Aufstand der Basis gegen Militäreinsatz

Grüne in Nordrhein-Westfalen und Rheinland-Pfalz stellen sich gegen einen Antiterroreinsatz der Bundeswehr. Trotz anders lautender Beschlussvorlagen stimmen die Landesverbände damit gegen die eigene Bundestagsfraktion

BERLIN taz/dpa ■ Die Parteispitze der Grünen verliert im Kampf gegen den internationalen Terrorismus langsam den Rückhalt der Basis. Dies dokumentierten am Wochenende gleich mehrere Parteiveranstaltungen in den Ländern. Nach der Zerstörung des New Yorker World Trade Centers ist in den grünen Landes- und Kreisverbänden die Angst verbreitet, die USA könnten sich zu einem Bombardement Afghanistans hinreißen lassen und damit eine Eskalation der Gewalt auslösen. Entsprechend misstrauisch stehen viele dem Beschluss des Bundestages vom Mittwoch gegenüber, die USA militärisch zu unterstützen.

Sowohl in Rheinland-Pfalz als auch in Nordrhein-Westfalen scheiterten die Landesvorstände mit ihren Ansinnen, der grünen Bundestagsfraktion den Rücken zu stärken. Stattdessen sprachen sich der rheinland-pfälzische Sonderparteitag in Neuwied am Samstag und am Sonntag der nordrhein-westfälische Parteirat in Essen klar gegen einen Einsatz der Bundeswehr aus.

Führende Bundespolitiker hatten sich alle Mühe gegeben, für einen möglichen Einsatz der Bundeswehr zu werben. Dazu entwickelten sie eine ganz eigene Horrorvision: die der großen Koalition. Dann würden „Schily und Beckmann die Innenpolitik gestalten und Merkel in der Außenpolitik dilettieren“, polemisierte Umweltminister Jürgen Trittin auf der Regionalkonferenz in Göttingen. Auch Parteichef Fritz Kuhn nannte eine „Außenministerin Merkel“ auf dem Parteitag von Rheinland-Pfalz eine „absurde Vorstellung“ – nun sei „die Stunde der Profis“.

Der Einsatz blieb zumeist ohne Erfolg. In einem für Grüne typischen Abstimmungschaos setzte sich im rheinland-pfälzischen Neuwied am Samstag ein Antrag mit 52 zu 36 Stimmen durch, der sich strikt gegen jede Beteiligung der Bundeswehr an Militärschlägen wendet – und die Bundestagsfraktion auffordert, entsprechend abzustimmen. Damit war der Landesvorstand gescheitert, der die Haltung der grünen Bundestagsfraktion unterstützte. Zwei Vorstandsmitglieder, Barbara Hackebeil und Brigitte Linke-Lotz, werteten dies als Misstrauensvotum und traten nach am Abend von ihren Ämtern zurück.
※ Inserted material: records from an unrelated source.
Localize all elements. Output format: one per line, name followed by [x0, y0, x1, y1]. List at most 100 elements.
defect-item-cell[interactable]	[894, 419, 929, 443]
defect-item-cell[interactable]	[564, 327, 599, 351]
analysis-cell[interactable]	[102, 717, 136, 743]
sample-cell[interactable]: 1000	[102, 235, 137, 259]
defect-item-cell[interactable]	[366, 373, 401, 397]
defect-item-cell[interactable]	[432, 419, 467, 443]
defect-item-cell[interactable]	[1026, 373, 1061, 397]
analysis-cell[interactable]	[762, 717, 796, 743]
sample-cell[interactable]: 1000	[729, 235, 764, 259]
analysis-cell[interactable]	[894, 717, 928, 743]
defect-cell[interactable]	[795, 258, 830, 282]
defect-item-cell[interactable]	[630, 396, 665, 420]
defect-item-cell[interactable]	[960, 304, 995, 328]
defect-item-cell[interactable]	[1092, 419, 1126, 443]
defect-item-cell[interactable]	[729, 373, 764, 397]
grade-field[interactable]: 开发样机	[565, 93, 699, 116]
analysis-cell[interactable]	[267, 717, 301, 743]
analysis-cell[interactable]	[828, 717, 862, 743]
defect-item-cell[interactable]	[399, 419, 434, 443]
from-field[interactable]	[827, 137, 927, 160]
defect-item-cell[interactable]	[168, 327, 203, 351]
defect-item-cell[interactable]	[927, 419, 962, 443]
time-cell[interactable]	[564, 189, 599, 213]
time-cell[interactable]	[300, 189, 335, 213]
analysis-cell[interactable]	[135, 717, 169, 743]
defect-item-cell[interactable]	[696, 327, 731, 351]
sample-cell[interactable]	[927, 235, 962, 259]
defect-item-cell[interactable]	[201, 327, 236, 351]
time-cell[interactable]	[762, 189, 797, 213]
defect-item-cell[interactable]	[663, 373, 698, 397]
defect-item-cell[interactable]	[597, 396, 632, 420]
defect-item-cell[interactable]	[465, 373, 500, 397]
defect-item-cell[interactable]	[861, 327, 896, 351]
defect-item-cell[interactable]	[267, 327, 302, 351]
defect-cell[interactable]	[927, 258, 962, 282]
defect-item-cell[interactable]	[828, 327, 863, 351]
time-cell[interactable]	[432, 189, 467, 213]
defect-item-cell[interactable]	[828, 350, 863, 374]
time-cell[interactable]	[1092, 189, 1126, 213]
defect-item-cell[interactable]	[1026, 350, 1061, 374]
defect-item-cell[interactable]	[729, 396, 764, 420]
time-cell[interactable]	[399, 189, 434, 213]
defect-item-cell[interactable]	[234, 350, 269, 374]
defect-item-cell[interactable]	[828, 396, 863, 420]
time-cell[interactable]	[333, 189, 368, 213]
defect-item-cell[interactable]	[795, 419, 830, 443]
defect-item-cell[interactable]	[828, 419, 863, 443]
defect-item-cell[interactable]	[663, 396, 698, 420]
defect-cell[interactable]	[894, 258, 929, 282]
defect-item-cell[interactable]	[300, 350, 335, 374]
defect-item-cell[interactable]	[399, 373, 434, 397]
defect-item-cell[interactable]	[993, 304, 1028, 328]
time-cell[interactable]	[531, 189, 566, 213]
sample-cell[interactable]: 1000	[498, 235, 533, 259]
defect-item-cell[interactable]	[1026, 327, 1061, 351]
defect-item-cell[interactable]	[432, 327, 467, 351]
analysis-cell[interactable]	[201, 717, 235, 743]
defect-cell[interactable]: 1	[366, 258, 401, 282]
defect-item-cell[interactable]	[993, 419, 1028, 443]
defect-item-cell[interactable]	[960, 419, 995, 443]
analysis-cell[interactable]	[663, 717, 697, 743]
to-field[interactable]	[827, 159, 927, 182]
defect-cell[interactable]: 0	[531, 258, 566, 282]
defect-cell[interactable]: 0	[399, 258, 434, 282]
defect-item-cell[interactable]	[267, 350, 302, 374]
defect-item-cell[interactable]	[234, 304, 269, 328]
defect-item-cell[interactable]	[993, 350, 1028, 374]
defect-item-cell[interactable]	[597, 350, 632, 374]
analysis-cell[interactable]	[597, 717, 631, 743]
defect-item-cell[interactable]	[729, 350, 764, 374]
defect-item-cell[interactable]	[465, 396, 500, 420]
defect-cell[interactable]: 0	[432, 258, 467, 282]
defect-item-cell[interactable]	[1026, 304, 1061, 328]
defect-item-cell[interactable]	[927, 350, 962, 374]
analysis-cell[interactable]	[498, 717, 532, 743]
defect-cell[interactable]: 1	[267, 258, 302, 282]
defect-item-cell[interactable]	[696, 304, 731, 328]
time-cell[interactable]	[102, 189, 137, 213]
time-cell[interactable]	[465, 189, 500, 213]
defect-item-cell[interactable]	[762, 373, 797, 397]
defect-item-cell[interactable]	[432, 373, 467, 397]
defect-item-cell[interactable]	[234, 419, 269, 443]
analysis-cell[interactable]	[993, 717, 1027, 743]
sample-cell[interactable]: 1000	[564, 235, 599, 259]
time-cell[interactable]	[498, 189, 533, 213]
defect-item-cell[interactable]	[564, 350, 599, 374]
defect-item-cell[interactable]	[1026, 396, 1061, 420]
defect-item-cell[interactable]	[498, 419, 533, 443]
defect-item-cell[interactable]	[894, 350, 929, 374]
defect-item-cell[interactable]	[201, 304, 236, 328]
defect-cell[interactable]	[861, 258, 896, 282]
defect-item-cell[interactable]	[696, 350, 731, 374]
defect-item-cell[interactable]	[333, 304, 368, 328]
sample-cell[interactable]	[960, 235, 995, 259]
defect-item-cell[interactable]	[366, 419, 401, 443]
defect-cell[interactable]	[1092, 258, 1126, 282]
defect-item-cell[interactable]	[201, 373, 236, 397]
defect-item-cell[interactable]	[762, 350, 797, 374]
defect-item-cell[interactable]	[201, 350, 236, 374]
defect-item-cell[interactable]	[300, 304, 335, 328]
In Hessen beschloss zwar am Samstag ein Sonderparteirat eine Resolution, die der Bundespartei den Rücken stärkt – jedoch ohne sich explizit zu einem Bundeswehreinsatz zu erklären. Am Sonntag folgte dann die Abfuhr in Nordrhein-Westfalen, wo sich die Vorsitzende der grünen Bundestagsfraktion, Kerstin Müller, und der Staatsminister im Auswärtigen Amt, Ludger Volmer, vergeblich mühten, die Haltung der Parteispitze zu vermitteln. Am Ende sprach sich der Parteirat in Essen mit 30 zu 28 Stimmen gegen einen Bundeswehreinsatz aus. Kertin Müller erklärte im Anschluss, sie nehme die Sorgen der Delegierten zwar ernst. Die Bundestagsabgeordneten müssten aber eine eigene Entscheidung treffen.

Die grüne Verteidigungssprecherin Angelika Beer brachte das Dilemma auf den Punkt: Die Grünen wüssten nicht, „welche Mittel eingesetzt werden müssen, organisierten Terrorismus zu bekämpfen, der sich auch gegen Zivilisten richtet“.

Die Probleme mit der Basis könnten sich weiter verschärfen, sobald die Bundestagsfraktion im Detail über Militäreinsätze entscheiden muss. Es spricht für den Ernst der Situation, dass die grünen Spitzenpolitiker bereits den Bruch der Regierungskoalition thematisieren. Verbraucherministerin Renate Künast sagte, eine Regierung ohne die Grünen wäre „das Ende der Differenzierung“. Vielleicht bietet sich ja ein Ausweg für Rot-Grün an, indem man sich stärker in Mazedonien engagiert – und dafür den Antiterroreinsatz den übrigen Nato-Staaten überlässt.